I’m not a big TV watcher. In fact, the only guilty TV pleasure I have is watching Dateline NBC. I’m fascinated by the true crime stories and seeing how seemingly typical people get involved in crazy things.
Dateline recently featured the tragic story of Ian Thorson, a young man who got tangled up in a cult, eventually leading to his death. Thorson was born into an affluent East Coast family with all the trappings of opportunity. He was a laid-back surfer who went on to graduate from Stanford University. After graduation, he surprised his family by postponing a career and deciding to travel the world in search of “deeper meaning.”
While abroad, he got involved with a renegade Buddhist monk who promised enlightenment in return for total devotion. Through a long series of events, this eventually led to Thorson participating in a desert cult experience which resulted in his death (the full story is here).
Ian’s story pained me, as I marveled at how such an intelligent young man went so off course in his search for spiritual fulfillment.
I write a lot on this blog about how we need to equip our kids with specific Christian knowledge and experience to spiritually prepare them for the world. But as I watched Ian’s story, it reminded me that there are three spiritual perspectives that are critical for every child to have as well.
First, our kids must have a sense of spiritual priority.
A lot of young people like to adopt the glamorous-sounding label of being on a “spiritual journey.” But all too often, that spiritual journey is really a euphemism for “I don’t really want to commit to any stifling religious rules and doctrines so I’m going to just keep floating through life until I come across something that feels fulfilling.” It’s critical that we communicate throughout our Christian parenting that there is nothing more important than deciding what you believe.
How do we give our kids a sense of spiritual priority?
We demonstrate spiritual priority in our daily lives. There are no shortcuts here. If we’re not actually living a Christ-centered life, no words will convince our kids that our relationship with God is truly what is most important to us.
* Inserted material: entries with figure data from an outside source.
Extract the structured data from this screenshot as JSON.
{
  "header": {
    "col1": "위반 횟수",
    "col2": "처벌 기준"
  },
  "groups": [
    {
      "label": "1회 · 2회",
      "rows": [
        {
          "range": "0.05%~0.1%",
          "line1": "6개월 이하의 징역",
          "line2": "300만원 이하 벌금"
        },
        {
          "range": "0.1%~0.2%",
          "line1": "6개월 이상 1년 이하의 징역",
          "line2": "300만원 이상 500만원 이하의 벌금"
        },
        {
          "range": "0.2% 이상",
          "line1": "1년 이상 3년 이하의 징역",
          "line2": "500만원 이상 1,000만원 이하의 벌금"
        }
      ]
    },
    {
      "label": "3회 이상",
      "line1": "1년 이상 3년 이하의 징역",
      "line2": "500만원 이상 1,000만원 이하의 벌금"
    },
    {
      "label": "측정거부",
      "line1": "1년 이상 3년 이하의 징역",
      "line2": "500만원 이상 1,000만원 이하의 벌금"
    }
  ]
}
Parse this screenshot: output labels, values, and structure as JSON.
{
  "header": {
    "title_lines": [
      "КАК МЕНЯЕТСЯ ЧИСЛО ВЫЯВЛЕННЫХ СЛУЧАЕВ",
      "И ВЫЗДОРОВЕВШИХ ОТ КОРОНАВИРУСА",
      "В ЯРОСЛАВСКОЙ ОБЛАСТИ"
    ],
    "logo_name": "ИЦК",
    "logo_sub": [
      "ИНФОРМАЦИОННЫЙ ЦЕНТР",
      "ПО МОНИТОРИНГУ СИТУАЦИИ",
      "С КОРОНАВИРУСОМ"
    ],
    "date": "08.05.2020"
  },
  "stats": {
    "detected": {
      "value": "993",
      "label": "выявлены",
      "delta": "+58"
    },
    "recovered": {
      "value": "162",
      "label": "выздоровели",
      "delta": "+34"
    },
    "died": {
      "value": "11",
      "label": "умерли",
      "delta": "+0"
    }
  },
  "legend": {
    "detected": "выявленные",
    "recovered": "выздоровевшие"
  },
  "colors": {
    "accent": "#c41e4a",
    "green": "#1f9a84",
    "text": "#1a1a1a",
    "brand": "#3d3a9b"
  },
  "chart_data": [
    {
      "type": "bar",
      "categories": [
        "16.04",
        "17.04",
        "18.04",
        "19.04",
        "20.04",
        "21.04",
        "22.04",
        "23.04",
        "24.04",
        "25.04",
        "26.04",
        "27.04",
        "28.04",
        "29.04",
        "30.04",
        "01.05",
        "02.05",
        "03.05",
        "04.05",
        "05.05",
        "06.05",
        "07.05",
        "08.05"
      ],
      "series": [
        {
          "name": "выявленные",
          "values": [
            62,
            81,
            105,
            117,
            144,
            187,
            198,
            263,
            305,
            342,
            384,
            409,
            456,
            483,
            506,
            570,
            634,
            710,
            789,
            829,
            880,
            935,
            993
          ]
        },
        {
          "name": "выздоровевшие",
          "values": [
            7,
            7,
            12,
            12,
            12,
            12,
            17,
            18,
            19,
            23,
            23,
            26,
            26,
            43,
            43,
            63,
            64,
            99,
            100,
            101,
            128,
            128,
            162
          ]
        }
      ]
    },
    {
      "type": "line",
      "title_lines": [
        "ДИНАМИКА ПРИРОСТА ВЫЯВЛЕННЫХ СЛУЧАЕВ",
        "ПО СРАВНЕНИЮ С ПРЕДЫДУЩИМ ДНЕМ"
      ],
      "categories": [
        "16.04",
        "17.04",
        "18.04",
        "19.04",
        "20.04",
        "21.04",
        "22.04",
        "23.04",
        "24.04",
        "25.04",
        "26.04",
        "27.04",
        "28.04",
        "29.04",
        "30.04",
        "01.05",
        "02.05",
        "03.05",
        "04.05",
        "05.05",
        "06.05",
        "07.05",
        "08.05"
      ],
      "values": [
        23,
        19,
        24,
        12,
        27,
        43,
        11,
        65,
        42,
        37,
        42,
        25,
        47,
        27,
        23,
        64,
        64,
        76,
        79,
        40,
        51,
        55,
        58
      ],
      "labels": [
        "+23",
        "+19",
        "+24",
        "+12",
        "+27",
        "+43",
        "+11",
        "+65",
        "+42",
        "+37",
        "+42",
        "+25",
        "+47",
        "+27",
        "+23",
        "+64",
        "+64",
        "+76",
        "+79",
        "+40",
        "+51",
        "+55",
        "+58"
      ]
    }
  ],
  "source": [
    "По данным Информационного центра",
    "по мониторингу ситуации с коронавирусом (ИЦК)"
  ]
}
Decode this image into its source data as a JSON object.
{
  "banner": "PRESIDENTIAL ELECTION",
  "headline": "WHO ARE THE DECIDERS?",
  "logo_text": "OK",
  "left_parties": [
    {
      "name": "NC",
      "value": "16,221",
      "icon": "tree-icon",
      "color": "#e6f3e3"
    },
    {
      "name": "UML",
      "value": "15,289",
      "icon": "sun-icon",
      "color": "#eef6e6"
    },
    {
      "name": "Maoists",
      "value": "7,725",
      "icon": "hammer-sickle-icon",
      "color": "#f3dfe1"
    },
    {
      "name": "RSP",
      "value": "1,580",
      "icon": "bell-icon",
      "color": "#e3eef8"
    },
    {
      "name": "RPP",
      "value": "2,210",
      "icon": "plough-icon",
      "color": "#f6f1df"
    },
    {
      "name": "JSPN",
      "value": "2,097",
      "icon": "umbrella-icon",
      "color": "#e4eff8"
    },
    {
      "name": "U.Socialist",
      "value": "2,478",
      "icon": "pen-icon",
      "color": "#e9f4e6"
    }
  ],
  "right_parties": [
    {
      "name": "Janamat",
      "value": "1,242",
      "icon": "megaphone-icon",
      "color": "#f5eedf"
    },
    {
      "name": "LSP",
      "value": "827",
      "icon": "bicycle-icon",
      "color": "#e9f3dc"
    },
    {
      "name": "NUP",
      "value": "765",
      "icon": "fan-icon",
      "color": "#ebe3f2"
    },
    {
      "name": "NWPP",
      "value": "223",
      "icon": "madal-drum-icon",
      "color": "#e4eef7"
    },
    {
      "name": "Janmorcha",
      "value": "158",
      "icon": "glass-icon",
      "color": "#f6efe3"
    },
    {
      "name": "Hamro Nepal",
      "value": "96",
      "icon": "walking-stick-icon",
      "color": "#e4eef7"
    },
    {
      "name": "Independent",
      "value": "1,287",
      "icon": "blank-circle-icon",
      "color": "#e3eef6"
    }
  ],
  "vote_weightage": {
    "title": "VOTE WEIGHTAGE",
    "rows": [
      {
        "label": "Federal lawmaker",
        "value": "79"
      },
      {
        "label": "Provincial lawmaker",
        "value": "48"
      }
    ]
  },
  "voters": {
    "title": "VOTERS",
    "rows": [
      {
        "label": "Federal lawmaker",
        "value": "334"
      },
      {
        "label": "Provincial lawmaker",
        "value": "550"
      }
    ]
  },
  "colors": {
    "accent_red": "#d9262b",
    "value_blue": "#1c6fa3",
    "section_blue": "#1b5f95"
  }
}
Here’s a quick gut check to tell you how you’re doing in this area: If your whole family stopped believing in God tomorrow, how different would your home be? (Convicting, isn’t it?)
Second, our kids must have a sense of spiritual urgency.
It’s one thing to acknowledge your spiritual life should be a priority. It’s another thing to live your spiritual life with a sense of urgency.
As humans, we’re usually shocked by unexpected death. That shock, however, is firmly rooted in an underlying assumption that everyone is going to live to a ripe old age unless a doctor has said differently. The uncomfortable truth is that any one of us could die tomorrow. We must always be spiritually prepared. Very few kids innately see life this way, so they need our guidance.
How do we give our kids a sense of spiritual urgency?
We cut the fluff. Romantic notions like “life is a journey, not a destination” lull kids into thinking they have all the time in the world to make decisions. For Christians, life is first about the destination, then the journey. The destination is eternity with God and what we do in the journey here on earth should be inextricably tied to that fact (Romans 14:8).
Here’s a letter I wrote to my kids as an eventual reminder that they need to live like they’re dying…tomorrow.
Third, our kids must have the right spiritual objective.
If I had the opportunity to go back in time and ask Ian one question, I would ask him this as he boarded the plane to head around the world: “What is your objective?”
I bet his answer would have been something like “to find meaning” or “to seek fulfillment.” Young people (and older people) too often search for subjective general meaning or fulfillment at the expense of looking for what is objectively true. One of the greatest gifts we can give our kids is a grounding in the right spiritual objective: Seek what is true.
How do we do that?
It’s an emphasis we need to weave throughout all of our faith conversations. It’s a constant acknowledgment that we are Christians because we believe Christianity is objectively true … not because it makes us feel good, not because it gives us meaning (all kinds of beliefs can give a person meaning), not because it’s what we like the best. Our kids must clearly understand that the search for truth reigns supreme.
Not sure how to communicate why Christianity is true? Start here: Getting Started with Apologetics.
What other perspectives do you think kids need when they set off for their “spiritual journey?”